At this point, mortgage rates increased slightly from record lows, so the impact on housing demand isn't an issue. In fact, according to Barney Hartman-Glaser, real estate finance professor at Duke University, higher rates might actually be helping the housing market.  Mr. Hartman-Glaser said in an interview with Fortune, "Although important, rising interest rates alone are not enough to slow down the housing recovery," says Hartman-Glaser, adding that "my sense is that underwriting standards are getting easier to satisfy, and so we would expect rates to rise as slightly more risky borrowers are brought into the fold."

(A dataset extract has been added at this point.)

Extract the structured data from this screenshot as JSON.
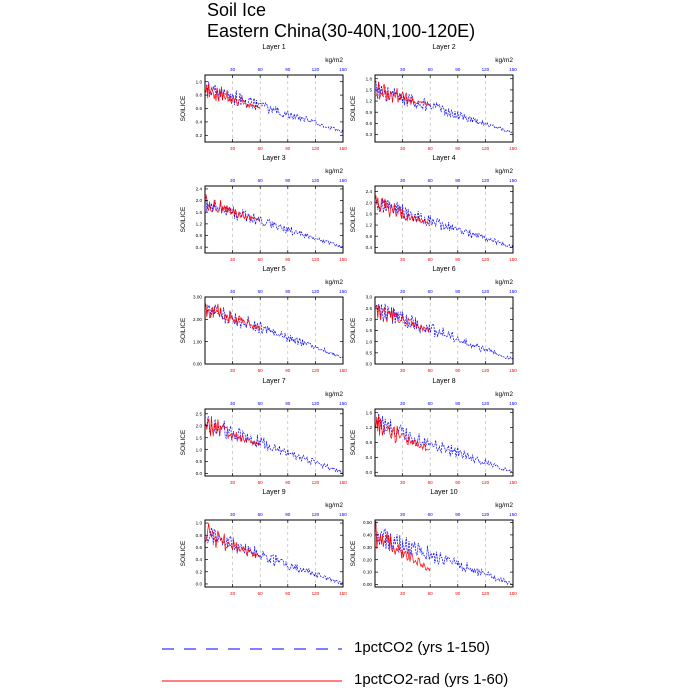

As potential home buyers watch both mortgage rates and home prices go higher, they are finally jumping back into the market. A shortage of homes for sale is also causing the average listing time for a home selling to decrease. All of these positive factors coupled with an economy that is finally gaining momentum will drive home prices higher over the next several years.

Today's mortgage rates are higher than record lows set just a few months ago but rates are still very low, historically speaking. Conventional 30 year mortgage rates are expected to stay below 4.00 percent in 2013 and below 5.00 percent until the end of 2014. Even if 30 year conforming rates move above 5.00 percent, the demand for homes won't diminish.

Over the past several years there has been a refinance boom as homeowners have taken advantage of record low refinance rates. Some homeowners (myself included) have refinanced more than once as rates continued to fall. This refinance boom has already subsided for now but should pick up again even as rates move higher.

Millions of homeowners who bought at the top or near the top of the housing bubble have been unable to refinance. These homeowners were either under water on their loan (owing more than the home was worth) or didn't have enough equity built up in the home to refinance. As home prices move higher, these homeowners will eventually have the required 80 percent loan-to-value (LTV) that most lenders require to refinance.